Ma valise j’y mets quoi dedans ?

Bravo vous êtes arrivés jusqu’à la valise; bienvenue dans l’opération tétris ! Quelques petits plus bien utiles s’il vous reste un peu de place.

  • Une multiprise, j’ai l’impression de me rabâcher mais la multiprise me semble être l’indispensable du voyageur. Avec le nombre de choses que j’ai à charger j’ai besoin d’un seul adaptateur, gain de temps, de place et d’argent. Bon évidement quand on vit dans un pays on investit rapidement dans des prises locales.
  • Attention confidences, j’ai hésité à le dire car je sais qu’il n’y a pas que des filles qui viennent me rendre visite ici mais .. Désolée les garçons.

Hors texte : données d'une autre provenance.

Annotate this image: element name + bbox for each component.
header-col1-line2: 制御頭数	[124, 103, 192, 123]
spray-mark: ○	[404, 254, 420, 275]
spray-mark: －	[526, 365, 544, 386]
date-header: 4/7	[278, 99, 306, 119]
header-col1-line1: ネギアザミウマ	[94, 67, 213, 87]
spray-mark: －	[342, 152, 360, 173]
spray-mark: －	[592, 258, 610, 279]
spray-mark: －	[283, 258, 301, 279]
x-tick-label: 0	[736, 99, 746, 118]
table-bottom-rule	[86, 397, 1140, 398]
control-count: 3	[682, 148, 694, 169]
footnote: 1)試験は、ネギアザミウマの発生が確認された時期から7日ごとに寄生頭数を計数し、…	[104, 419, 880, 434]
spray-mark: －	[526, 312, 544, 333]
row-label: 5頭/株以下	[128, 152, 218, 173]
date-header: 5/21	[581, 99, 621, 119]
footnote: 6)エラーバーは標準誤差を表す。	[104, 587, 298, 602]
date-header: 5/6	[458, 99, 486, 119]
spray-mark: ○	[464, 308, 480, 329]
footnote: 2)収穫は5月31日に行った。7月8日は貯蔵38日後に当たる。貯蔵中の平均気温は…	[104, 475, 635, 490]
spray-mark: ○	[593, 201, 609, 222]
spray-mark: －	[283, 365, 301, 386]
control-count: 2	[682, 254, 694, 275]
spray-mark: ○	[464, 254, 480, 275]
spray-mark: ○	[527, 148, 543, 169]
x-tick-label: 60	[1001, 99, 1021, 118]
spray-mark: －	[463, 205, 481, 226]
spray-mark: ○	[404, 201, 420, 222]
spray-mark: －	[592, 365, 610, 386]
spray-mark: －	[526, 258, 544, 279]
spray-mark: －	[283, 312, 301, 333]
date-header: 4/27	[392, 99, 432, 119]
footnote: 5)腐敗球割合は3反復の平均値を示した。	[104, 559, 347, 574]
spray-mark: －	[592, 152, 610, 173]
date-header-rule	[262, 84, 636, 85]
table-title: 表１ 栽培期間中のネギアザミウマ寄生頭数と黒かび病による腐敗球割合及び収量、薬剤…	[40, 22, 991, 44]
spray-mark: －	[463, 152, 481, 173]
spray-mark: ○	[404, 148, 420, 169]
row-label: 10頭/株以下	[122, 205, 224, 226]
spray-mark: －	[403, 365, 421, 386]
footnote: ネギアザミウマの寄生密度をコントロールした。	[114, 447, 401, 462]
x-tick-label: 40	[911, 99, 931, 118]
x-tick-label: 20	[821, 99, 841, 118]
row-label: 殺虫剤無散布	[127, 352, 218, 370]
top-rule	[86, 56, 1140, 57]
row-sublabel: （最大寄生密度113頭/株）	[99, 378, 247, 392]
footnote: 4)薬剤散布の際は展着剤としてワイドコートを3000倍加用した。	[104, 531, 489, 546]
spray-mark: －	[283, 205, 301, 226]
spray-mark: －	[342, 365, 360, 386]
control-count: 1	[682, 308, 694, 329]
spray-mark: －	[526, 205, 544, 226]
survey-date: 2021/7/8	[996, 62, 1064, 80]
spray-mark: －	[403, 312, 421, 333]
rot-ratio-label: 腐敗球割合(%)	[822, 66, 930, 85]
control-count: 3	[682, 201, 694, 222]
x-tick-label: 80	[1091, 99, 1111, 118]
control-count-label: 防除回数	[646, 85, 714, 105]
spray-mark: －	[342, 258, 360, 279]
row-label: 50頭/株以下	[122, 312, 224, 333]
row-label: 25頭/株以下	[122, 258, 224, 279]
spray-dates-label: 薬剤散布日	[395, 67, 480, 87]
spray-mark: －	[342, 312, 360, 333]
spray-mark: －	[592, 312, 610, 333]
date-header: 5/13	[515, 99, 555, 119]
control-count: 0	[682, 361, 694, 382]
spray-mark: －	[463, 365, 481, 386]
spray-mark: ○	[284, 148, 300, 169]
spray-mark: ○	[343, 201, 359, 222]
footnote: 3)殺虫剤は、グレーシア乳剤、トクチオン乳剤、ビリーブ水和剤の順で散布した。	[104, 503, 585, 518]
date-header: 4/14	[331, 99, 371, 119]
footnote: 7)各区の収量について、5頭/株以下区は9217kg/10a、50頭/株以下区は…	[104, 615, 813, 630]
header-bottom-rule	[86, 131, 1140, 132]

Les filles si vous allez au Canada embarquez un stock de tampon, je n’ai jamais retrouvé mes Nett que j’utilise depuis toujours. Là bas les différentes tailles n’existent pas comme chez nous. Ou alors je n’ai jamais trouvé. En tout cas je m’en étais fait livrer 2 boîtes directement de France …

preparer-voyage

J’espère n’avoir rien oublié .. Je mettrais cette liste à jour après mon départ j’aurais sans doute de nouvelles idées.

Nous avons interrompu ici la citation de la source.